I rearrange the flowers in their urns, buying time, and even that sounds ludicrous because it’s not like she’s going anywhere. A cool breeze floats across the cemetery, and I settle cross-legged facing her marker, hands picking at the grass and separating the blades mindlessly.

“I met someone, Lex,” I finally say in a whisper. “You might have even heard me mention him before. His name is Becks.” I laugh, knowing she would because it’s so cliché to fall for the best man. “Yeah, the one with the nice ass from the Las Vegas trip.” I explain to her about the wedding night and the constant push and pull between us since then. About his confession that he loves me and my lie to protect him.
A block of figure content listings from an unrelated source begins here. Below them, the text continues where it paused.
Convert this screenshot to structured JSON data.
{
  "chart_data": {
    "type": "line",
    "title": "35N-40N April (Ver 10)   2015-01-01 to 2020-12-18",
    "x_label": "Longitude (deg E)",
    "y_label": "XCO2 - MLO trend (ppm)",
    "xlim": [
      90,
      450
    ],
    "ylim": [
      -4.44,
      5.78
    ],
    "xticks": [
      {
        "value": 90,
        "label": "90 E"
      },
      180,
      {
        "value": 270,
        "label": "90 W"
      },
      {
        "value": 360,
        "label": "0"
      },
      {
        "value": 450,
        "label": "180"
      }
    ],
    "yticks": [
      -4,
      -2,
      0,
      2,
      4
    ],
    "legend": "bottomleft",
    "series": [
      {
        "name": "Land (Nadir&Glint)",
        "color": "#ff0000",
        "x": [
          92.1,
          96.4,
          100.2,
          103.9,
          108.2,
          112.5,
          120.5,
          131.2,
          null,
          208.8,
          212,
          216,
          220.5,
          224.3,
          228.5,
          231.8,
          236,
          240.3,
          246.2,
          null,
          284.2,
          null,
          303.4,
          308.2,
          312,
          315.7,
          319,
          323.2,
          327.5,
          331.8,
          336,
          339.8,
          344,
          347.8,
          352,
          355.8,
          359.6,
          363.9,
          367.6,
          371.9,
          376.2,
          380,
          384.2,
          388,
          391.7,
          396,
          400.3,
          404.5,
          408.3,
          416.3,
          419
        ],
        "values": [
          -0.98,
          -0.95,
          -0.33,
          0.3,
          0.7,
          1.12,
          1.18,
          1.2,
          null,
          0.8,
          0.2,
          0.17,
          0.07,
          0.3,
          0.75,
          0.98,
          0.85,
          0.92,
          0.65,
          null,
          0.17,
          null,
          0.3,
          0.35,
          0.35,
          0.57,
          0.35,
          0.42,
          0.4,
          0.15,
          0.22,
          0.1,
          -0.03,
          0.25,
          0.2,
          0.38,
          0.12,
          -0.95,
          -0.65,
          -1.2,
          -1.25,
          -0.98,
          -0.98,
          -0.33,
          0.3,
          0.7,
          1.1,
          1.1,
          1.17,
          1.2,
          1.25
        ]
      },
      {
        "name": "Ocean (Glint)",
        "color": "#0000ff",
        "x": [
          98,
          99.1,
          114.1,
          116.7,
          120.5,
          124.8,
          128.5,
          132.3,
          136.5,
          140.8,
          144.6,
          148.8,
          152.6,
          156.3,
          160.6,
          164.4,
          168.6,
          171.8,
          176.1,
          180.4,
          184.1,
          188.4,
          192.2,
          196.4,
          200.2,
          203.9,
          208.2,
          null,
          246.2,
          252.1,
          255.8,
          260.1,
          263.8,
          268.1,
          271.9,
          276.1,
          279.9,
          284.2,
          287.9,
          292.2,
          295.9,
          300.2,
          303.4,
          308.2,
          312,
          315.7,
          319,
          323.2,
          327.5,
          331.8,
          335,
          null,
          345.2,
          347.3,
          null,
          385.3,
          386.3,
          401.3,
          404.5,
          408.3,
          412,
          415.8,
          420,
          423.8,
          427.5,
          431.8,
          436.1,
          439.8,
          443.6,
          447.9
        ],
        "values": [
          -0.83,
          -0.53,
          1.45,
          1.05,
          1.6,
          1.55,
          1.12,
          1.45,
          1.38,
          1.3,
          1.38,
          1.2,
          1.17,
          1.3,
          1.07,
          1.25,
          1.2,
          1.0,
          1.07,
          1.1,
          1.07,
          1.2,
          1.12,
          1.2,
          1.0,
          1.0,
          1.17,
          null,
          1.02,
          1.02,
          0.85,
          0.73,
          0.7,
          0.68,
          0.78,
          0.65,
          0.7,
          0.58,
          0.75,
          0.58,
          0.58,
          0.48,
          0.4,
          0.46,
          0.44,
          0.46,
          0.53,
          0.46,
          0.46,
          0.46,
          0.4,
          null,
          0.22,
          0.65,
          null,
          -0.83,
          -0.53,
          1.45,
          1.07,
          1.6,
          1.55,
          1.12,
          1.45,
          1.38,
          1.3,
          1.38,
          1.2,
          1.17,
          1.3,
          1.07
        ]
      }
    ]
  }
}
“I can’t ask him to go through this with me, Lex.” The tears start again as I think of how brutal this will be, going at it alone. It’s not what I really want, but I know it’s for the best in the end. “He’s thirty-two. He should be out at clubs and meeting hot women and living his life, not stuck with a woman with scars instead of tits. Having to hold me up so I can puke because I’m so weak and sick from the chemo. He deserves a woman who has the time to take care of him, not a bald, bloated, boobless woman who is so tired from being sick, she doesn’t want to go out.”